Were these two meetings really in the same company? I ask myself.
Leadership, Motivation and Enterprise Engagement
This is not about methods and not about the ever so criticised project form. This is about leadership, about creating a shared true vision and clear goal and then trusting and supporting the right people to find the best solutions.
Usually you get the engagement and result you deserve.
Delegate responsibility for leading complex business initiatives to external management and vendors and sit back, what do you expect? Someone to blame is all you get.
The Missing WIP Limit
Limiting wip, work in progress, is one of the five core properties of the Kanban method.
I think the most common “finding” or wish from the different kinds of operation reviews I’m in is “Can we just focus on fewer things?”. Development teams often say they can accomplish almost anything in 2-3 months…. “if and only if we could focus on this one feature”.
On a team level I think there’s a quite clear, if maybe not straight forward, way to work with WIP Limit. In the cluster of seven teams where I work, three teams are mob-programming, pushing the idea of limited WIP to the limit :). With almost half of the teams then working on basically one thing it’s quite easy for stakeholders to get an overview of what’s going on.
Our teams work in domains, each domain having a “strategic roadmap”. Balancing initiatives in this road map with team capacity is the next level.
Then there’s the portfolio level, where projects are born and funded. Hopefully the project smoothly gets merged with the strategic roadmap but unfortunately some projects still try to sneak in the backdoor. Maybe they are lured by the cunning PMO KPI “Time from idea until a project is started” (definitely a leading KPI since when it improves you know for sure that trouble will come).
On an individual, personal level there is monotasking, also about focusing on the right things.
But what about the enterprise level? How will we review and improve that? And this is beyond IT and software development. Because what often happens is that the same people needed to own or lead in our development are the same people needed for other initiatives or just daily business. So we end up splitting business people like resources into pieces that can be allocated to different tasks.
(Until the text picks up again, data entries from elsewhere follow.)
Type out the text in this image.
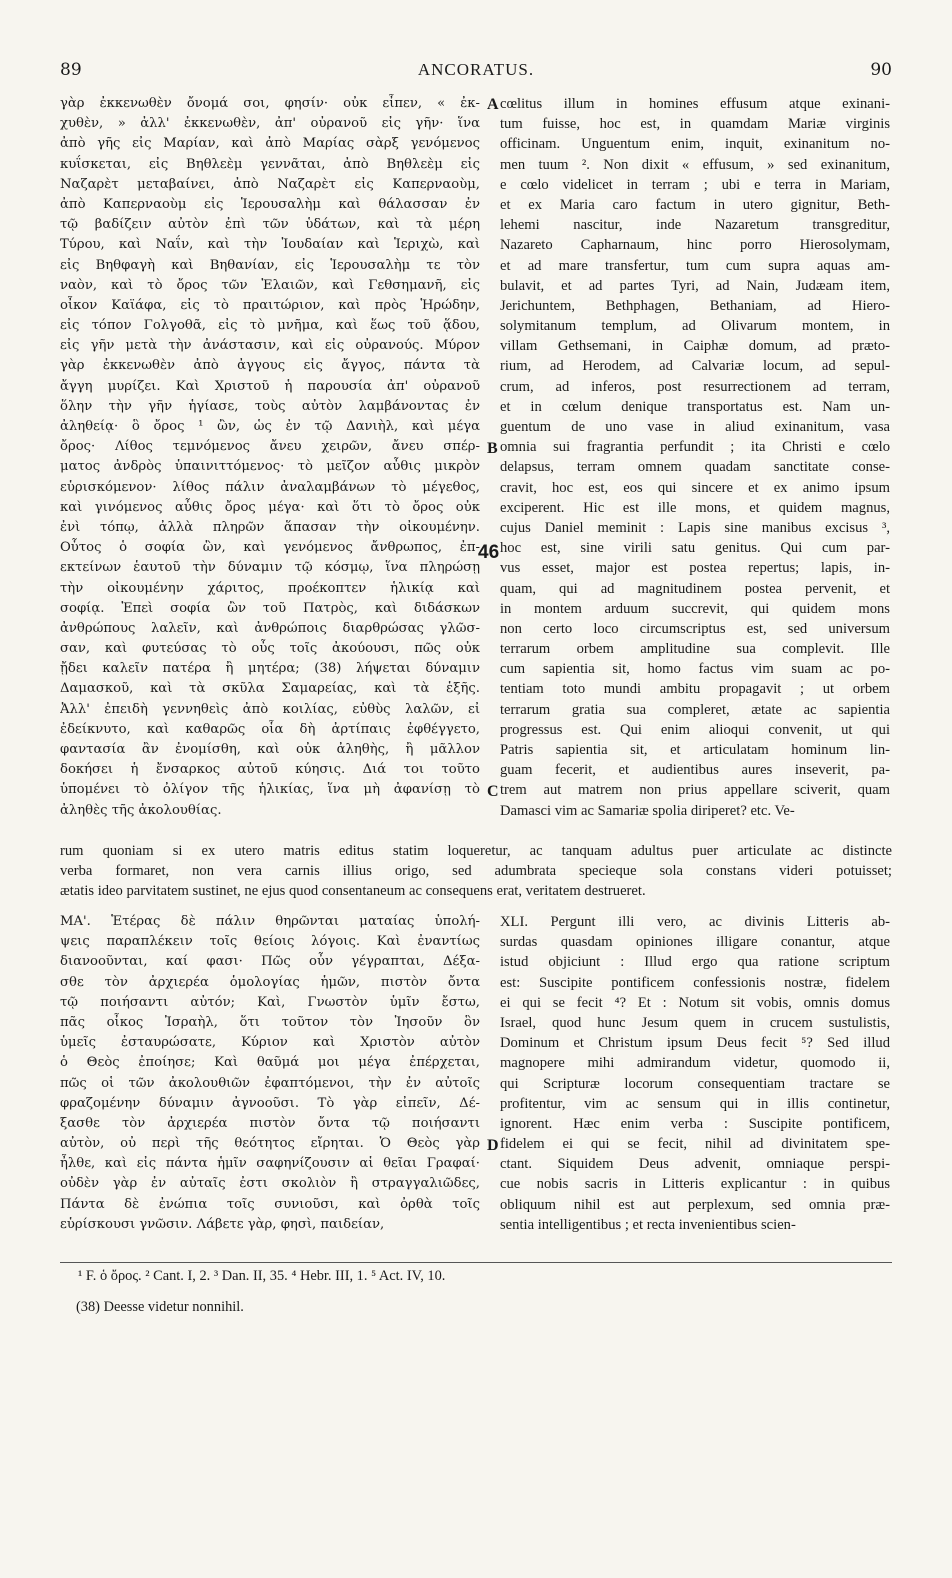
89	ANCORATUS.	90
γὰρ ἐκκενωθὲν ὄνομά σοι, φησίν· οὐκ εἶπεν, « ἐκ-
χυθὲν, » ἀλλ' ἐκκενωθὲν, ἀπ' οὐρανοῦ εἰς γῆν· ἵνα
ἀπὸ γῆς εἰς Μαρίαν, καὶ ἀπὸ Μαρίας σὰρξ γενόμενος
κυΐσκεται, εἰς Βηθλεὲμ γεννᾶται, ἀπὸ Βηθλεὲμ εἰς
Ναζαρὲτ μεταβαίνει, ἀπὸ Ναζαρὲτ εἰς Καπερναοὺμ,
ἀπὸ Καπερναοὺμ εἰς Ἱερουσαλὴμ καὶ θάλασσαν ἐν
τῷ βαδίζειν αὐτὸν ἐπὶ τῶν ὑδάτων, καὶ τὰ μέρη
Τύρου, καὶ Ναΐν, καὶ τὴν Ἰουδαίαν καὶ Ἱεριχὼ, καὶ
εἰς Βηθφαγὴ καὶ Βηθανίαν, εἰς Ἱερουσαλὴμ τε τὸν
ναὸν, καὶ τὸ ὄρος τῶν Ἐλαιῶν, καὶ Γεθσημανῆ, εἰς
οἶκον Καϊάφα, εἰς τὸ πραιτώριον, καὶ πρὸς Ἡρώδην,
εἰς τόπον Γολγοθᾶ, εἰς τὸ μνῆμα, καὶ ἕως τοῦ ᾅδου,
εἰς γῆν μετὰ τὴν ἀνάστασιν, καὶ εἰς οὐρανούς. Μύρον
γὰρ ἐκκενωθὲν ἀπὸ ἀγγους εἰς ἄγγος, πάντα τὰ
ἄγγη μυρίζει. Καὶ Χριστοῦ ἡ παρουσία ἀπ' οὐρανοῦ
ὅλην τὴν γῆν ἡγίασε, τοὺς αὐτὸν λαμβάνοντας ἐν
ἀληθείᾳ· ὃ ὄρος ¹ ὢν, ὡς ἐν τῷ Δανιὴλ, καὶ μέγα
ὄρος· Λίθος τεμνόμενος ἄνευ χειρῶν, ἄνευ σπέρ-
ματος ἀνδρὸς ὑπαινιττόμενος· τὸ μεῖζον αὖθις μικρὸν
εὑρισκόμενον· λίθος πάλιν ἀναλαμβάνων τὸ μέγεθος,
καὶ γινόμενος αὖθις ὄρος μέγα· καὶ ὅτι τὸ ὄρος οὐκ
ἐνὶ τόπῳ, ἀλλὰ πληρῶν ἅπασαν τὴν οἰκουμένην.
Οὗτος ὁ σοφία ὢν, καὶ γενόμενος ἄνθρωπος, ἐπ-
εκτείνων ἑαυτοῦ τὴν δύναμιν τῷ κόσμῳ, ἵνα πληρώσῃ
τὴν οἰκουμένην χάριτος, προέκοπτεν ἡλικίᾳ καὶ
σοφίᾳ. Ἐπεὶ σοφία ὢν τοῦ Πατρὸς, καὶ διδάσκων
ἀνθρώπους λαλεῖν, καὶ ἀνθρώποις διαρθρώσας γλῶσ-
σαν, καὶ φυτεύσας τὸ οὖς τοῖς ἀκούουσι, πῶς οὐκ
ᾔδει καλεῖν πατέρα ἢ μητέρα; (38) λήψεται δύναμιν
Δαμασκοῦ, καὶ τὰ σκῦλα Σαμαρείας, καὶ τὰ ἑξῆς.
Ἀλλ' ἐπειδὴ γεννηθεὶς ἀπὸ κοιλίας, εὐθὺς λαλῶν, εἰ
ἐδείκνυτο, καὶ καθαρῶς οἷα δὴ ἀρτίπαις ἐφθέγγετο,
φαντασία ἂν ἐνομίσθη, καὶ οὐκ ἀληθὴς, ἢ μᾶλλον
δοκήσει ἡ ἔνσαρκος αὐτοῦ κύησις. Διά τοι τοῦτο
ὑπομένει τὸ ὀλίγον τῆς ἡλικίας, ἵνα μὴ ἀφανίσῃ τὸ
ἀληθὲς τῆς ἀκολουθίας.
cœlitus illum in homines effusum atque exinani-
tum fuisse, hoc est, in quamdam Mariæ virginis
officinam. Unguentum enim, inquit, exinanitum no-
men tuum ². Non dixit « effusum, » sed exinanitum,
e cœlo videlicet in terram ; ubi e terra in Mariam,
et ex Maria caro factum in utero gignitur, Beth-
lehemi nascitur, inde Nazaretum transgreditur,
Nazareto Capharnaum, hinc porro Hierosolymam,
et ad mare transfertur, tum cum supra aquas am-
bulavit, et ad partes Tyri, ad Nain, Judæam item,
Jerichuntem, Bethphagen, Bethaniam, ad Hiero-
solymitanum templum, ad Olivarum montem, in
villam Gethsemani, in Caiphæ domum, ad præto-
rium, ad Herodem, ad Calvariæ locum, ad sepul-
crum, ad inferos, post resurrectionem ad terram,
et in cœlum denique transportatus est. Nam un-
guentum de uno vase in aliud exinanitum, vasa
omnia sui fragrantia perfundit ; ita Christi e cœlo
delapsus, terram omnem quadam sanctitate conse-
cravit, hoc est, eos qui sincere et ex animo ipsum
exciperent. Hic est ille mons, et quidem magnus,
cujus Daniel meminit : Lapis sine manibus excisus ³,
hoc est, sine virili satu genitus. Qui cum par-
vus esset, major est postea repertus; lapis, in-
quam, qui ad magnitudinem postea pervenit, et
in montem arduum succrevit, qui quidem mons
non certo loco circumscriptus est, sed universum
terrarum orbem amplitudine sua complevit. Ille
cum sapientia sit, homo factus vim suam ac po-
tentiam toto mundi ambitu propagavit ; ut orbem
terrarum gratia sua compleret, ætate ac sapientia
progressus est. Qui enim alioqui convenit, ut qui
Patris sapientia sit, et articulatam hominum lin-
guam fecerit, et audientibus aures inseverit, pa-
trem aut matrem non prius appellare sciverit, quam
Damasci vim ac Samariæ spolia diriperet? etc. Ve-
A
B
C
D
46
rum quoniam si ex utero matris editus statim loqueretur, ac tanquam adultus puer articulate ac distincte
verba formaret, non vera carnis illius origo, sed adumbrata specieque sola constans videri potuisset;
ætatis ideo parvitatem sustinet, ne ejus quod consentaneum ac consequens erat, veritatem destrueret.
ΜΑ'. Ἑτέρας δὲ πάλιν θηρῶνται ματαίας ὑπολή-
ψεις παραπλέκειν τοῖς θείοις λόγοις. Καὶ ἐναντίως
διανοοῦνται, καί φασι· Πῶς οὖν γέγραπται, Δέξα-
σθε τὸν ἀρχιερέα ὁμολογίας ἡμῶν, πιστὸν ὄντα
τῷ ποιήσαντι αὐτόν; Καὶ, Γνωστὸν ὑμῖν ἔστω,
πᾶς οἶκος Ἰσραὴλ, ὅτι τοῦτον τὸν Ἰησοῦν ὃν
ὑμεῖς ἐσταυρώσατε, Κύριον καὶ Χριστὸν αὐτὸν
ὁ Θεὸς ἐποίησε; Καὶ θαῦμά μοι μέγα ἐπέρχεται,
πῶς οἱ τῶν ἀκολουθιῶν ἐφαπτόμενοι, τὴν ἐν αὐτοῖς
φραζομένην δύναμιν ἀγνοοῦσι. Τὸ γὰρ εἰπεῖν, Δέ-
ξασθε τὸν ἀρχιερέα πιστὸν ὄντα τῷ ποιήσαντι
αὐτὸν, οὐ περὶ τῆς θεότητος εἴρηται. Ὁ Θεὸς γὰρ
ἦλθε, καὶ εἰς πάντα ἡμῖν σαφηνίζουσιν αἱ θεῖαι Γραφαί·
οὐδὲν γὰρ ἐν αὐταῖς ἐστι σκολιὸν ἢ στραγγαλιῶδες,
Πάντα δὲ ἐνώπια τοῖς συνιοῦσι, καὶ ὀρθὰ τοῖς
εὑρίσκουσι γνῶσιν. Λάβετε γὰρ, φησὶ, παιδείαν,
XLI. Pergunt illi vero, ac divinis Litteris ab-
surdas quasdam opiniones illigare conantur, atque
istud objiciunt : Illud ergo qua ratione scriptum
est: Suscipite pontificem confessionis nostræ, fidelem
ei qui se fecit ⁴? Et : Notum sit vobis, omnis domus
Israel, quod hunc Jesum quem in crucem sustulistis,
Dominum et Christum ipsum Deus fecit ⁵? Sed illud
magnopere mihi admirandum videtur, quomodo ii,
qui Scripturæ locorum consequentiam tractare se
profitentur, vim ac sensum qui in illis continetur,
ignorent. Hæc enim verba : Suscipite pontificem,
fidelem ei qui se fecit, nihil ad divinitatem spe-
ctant. Siquidem Deus advenit, omniaque perspi-
cue nobis sacris in Litteris explicantur : in quibus
obliquum nihil est aut perplexum, sed omnia præ-
sentia intelligentibus ; et recta invenientibus scien-
¹ F. ὁ ὄρος. ² Cant. I, 2. ³ Dan. II, 35. ⁴ Hebr. III, 1. ⁵ Act. IV, 10.
(38) Deesse videtur nonnihil.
Or even worse, assign external contractors to key business roles.
Enterprise Engagement and WIP Limit 1
I do observe from time to time what could be the closest thing to WIP limit 1 on enterprise level. Guess when? Well, it’s when there is a dramatic crisis like Eyjafjallajökull’s ash cloud. That’s when that one top priority is shared across the enterprise. That’s when no roles, responsibilities or policies are ever discussed. That’s when creativity has no limit and miracles happen.
Of course, we can’t work like we’re in the middle of a crisis every day. But maybe we can try to define our goals in a way that is so clear and inspiring that they, like a crisis, magically engage and align people.